The subject was apparently closed because Ezra turned and walked over the kitchen, back to his den to do whatever he did to pass the time without Mae. I sighed loudly and leaned back, resting my shoulder against Jack’s.
“Your studies?” Jack raised an eyebrow. “What’s going on?”
“Ezra thinks that since I’m not going to school or working, I should be doing something so I don’t end up a total dimwit.” I picked at a few stray Matilda hairs that stuck to my jeans. “He’s not wrong, but that doesn’t mean I like it.”
“So what are you studying for?” Jack asked, his interest piqued.
“I don’t know. Right now, just history and anatomy and To Kill a Mockingbird, apparently.” I gestured toward the living room and grimaced. “You think a book with a character named Boo Radley would be more fun.”
“It’s not supposed to be fun. It’s about the ability of good and evil to coexist in mankind, and the effect the knowledge of that has on innocence,” he said. I gave him an odd look, and he smiled. “You forget that I’m an English major.”

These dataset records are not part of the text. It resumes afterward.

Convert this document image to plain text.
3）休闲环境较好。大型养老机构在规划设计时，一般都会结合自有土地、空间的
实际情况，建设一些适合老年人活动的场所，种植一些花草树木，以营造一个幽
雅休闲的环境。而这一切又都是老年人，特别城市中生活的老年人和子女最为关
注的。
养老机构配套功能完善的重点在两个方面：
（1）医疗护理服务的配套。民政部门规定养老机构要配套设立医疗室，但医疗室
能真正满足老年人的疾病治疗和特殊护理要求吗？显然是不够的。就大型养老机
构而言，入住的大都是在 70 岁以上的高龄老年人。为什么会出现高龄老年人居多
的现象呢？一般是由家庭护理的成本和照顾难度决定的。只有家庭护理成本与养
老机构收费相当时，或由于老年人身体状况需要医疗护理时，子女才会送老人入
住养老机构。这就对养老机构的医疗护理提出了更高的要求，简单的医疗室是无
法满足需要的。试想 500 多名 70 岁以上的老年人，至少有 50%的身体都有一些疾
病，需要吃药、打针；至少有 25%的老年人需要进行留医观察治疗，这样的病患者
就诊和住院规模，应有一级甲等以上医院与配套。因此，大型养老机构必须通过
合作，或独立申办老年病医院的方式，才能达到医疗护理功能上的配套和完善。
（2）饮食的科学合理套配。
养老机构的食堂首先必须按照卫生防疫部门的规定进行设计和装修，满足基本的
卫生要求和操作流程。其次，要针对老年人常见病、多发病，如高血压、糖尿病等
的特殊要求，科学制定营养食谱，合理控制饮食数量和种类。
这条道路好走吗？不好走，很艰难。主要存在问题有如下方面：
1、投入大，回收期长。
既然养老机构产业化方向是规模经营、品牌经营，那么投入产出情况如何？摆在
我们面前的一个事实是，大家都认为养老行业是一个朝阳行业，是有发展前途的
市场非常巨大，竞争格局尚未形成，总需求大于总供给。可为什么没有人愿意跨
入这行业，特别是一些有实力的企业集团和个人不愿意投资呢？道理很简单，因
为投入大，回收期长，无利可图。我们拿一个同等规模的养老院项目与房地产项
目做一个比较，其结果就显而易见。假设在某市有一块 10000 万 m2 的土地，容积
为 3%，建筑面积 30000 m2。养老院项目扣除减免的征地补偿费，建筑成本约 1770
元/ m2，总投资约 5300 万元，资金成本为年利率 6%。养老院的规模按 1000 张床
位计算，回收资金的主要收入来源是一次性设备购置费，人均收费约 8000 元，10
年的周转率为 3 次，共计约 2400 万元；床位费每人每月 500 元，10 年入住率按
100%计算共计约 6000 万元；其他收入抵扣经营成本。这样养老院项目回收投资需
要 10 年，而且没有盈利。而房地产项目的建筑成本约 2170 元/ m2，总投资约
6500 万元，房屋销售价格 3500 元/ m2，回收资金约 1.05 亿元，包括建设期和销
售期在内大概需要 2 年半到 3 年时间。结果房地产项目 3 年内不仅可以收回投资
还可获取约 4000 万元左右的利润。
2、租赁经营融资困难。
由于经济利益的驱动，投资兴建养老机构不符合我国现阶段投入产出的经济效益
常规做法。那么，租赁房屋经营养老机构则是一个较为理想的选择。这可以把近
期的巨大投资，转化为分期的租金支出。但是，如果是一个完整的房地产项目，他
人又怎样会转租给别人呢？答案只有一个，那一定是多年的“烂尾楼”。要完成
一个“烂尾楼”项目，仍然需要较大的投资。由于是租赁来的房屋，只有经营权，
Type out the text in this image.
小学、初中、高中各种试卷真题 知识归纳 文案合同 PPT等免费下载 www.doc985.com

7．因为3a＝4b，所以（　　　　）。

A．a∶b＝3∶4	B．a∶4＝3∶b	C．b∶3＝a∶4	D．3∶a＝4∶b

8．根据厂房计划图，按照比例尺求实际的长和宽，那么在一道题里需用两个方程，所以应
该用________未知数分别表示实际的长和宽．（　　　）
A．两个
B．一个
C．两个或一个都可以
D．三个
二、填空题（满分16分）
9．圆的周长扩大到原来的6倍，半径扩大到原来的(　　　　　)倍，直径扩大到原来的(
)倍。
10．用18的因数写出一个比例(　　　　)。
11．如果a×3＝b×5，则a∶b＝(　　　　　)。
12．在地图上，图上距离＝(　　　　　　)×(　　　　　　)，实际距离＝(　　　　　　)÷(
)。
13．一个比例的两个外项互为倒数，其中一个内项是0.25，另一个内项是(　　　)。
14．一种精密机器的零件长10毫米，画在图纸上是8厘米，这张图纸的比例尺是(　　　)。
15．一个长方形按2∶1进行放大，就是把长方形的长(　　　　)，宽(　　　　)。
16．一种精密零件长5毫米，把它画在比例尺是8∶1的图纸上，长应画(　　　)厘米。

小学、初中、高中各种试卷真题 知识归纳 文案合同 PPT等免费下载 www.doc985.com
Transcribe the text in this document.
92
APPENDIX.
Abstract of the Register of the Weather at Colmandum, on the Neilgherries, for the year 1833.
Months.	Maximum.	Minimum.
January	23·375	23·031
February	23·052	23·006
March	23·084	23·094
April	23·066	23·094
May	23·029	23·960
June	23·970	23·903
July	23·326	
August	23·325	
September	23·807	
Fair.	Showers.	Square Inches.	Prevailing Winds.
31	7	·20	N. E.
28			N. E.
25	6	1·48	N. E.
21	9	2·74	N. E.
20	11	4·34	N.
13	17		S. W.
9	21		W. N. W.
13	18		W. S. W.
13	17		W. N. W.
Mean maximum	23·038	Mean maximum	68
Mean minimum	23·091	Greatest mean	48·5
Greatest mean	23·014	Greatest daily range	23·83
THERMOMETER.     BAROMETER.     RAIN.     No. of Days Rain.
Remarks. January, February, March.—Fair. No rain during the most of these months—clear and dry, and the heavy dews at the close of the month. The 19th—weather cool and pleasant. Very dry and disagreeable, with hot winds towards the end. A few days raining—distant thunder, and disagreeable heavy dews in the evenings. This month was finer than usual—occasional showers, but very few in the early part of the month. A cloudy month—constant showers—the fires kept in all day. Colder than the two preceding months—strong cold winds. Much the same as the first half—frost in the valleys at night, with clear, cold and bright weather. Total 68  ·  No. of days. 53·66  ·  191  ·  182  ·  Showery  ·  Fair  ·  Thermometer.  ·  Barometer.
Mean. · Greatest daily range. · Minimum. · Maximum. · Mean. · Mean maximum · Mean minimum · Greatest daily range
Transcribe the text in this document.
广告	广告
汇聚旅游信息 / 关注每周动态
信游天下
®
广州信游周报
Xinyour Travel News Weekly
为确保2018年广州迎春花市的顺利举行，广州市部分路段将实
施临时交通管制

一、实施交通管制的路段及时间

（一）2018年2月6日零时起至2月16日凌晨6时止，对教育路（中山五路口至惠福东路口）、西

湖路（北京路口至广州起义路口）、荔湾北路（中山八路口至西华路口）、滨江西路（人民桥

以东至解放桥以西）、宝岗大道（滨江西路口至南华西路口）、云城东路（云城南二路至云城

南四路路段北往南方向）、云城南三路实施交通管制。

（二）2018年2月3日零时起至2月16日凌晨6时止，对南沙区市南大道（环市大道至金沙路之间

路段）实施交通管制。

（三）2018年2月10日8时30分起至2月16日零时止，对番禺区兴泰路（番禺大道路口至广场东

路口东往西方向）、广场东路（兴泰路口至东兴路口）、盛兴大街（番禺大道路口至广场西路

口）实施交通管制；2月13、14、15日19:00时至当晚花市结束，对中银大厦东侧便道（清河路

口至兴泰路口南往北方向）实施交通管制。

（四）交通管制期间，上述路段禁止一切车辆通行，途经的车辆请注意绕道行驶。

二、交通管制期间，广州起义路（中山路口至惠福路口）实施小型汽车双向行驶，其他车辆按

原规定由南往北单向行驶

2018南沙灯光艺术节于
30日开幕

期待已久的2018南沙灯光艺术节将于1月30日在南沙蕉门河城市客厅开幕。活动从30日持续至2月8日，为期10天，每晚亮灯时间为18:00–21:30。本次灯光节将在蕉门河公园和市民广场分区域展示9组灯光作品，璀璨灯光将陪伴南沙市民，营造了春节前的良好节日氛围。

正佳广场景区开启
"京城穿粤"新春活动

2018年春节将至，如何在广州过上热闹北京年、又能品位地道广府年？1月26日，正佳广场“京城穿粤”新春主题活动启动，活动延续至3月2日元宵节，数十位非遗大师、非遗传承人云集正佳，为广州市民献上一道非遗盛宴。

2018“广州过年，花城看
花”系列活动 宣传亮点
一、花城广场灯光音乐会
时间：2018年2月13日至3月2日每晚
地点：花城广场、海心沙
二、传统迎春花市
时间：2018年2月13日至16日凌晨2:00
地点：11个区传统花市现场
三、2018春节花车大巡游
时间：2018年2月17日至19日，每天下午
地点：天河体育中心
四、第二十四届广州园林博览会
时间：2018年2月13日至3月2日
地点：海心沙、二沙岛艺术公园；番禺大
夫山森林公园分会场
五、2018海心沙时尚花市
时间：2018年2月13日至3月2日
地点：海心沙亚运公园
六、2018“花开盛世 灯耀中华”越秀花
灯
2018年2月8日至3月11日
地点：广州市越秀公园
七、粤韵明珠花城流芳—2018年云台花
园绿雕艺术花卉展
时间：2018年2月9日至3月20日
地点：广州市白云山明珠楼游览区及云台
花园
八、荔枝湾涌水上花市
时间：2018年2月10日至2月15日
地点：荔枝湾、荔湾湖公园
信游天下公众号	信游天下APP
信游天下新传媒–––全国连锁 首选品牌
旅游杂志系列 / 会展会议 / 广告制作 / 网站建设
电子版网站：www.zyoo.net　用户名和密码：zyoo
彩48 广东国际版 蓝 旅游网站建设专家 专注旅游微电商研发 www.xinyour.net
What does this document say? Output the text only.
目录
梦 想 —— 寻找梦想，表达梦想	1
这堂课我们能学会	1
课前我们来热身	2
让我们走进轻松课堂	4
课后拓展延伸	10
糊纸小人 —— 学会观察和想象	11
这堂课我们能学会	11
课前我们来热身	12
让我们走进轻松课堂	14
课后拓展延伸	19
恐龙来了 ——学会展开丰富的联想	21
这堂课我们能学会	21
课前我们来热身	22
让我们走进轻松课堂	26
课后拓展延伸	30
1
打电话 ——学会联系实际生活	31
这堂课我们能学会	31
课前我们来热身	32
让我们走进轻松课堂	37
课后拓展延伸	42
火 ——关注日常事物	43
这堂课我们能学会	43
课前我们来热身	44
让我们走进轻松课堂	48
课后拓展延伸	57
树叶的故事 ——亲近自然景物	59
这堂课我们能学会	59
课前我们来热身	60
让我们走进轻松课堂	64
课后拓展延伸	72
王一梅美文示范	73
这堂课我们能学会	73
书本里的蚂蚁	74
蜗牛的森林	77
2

“Sometimes,” I admitted. “So, how come you’re working for Ezra and not teaching or whatever it is you planned on doing with your degree.”
“There’s no money in teaching.” He laughed and kissed my temple, then went back over to the fridge. “Sorry. I’m still really thirsty.”
“Sorry,” I apologized again. My own belly felt full almost to the point of being distended, so I knew I’d drunken way too much. I’m not even sure how Jack was walking around.
“I don’t actually have a degree, for one thing.” Jack opened the fridge and pulled out another bag. He shut the door and turned back to me, leaning on the stainless steel. “And I don’t think I really wanted to be a teacher. I don’t know what I wanted. I just liked English.”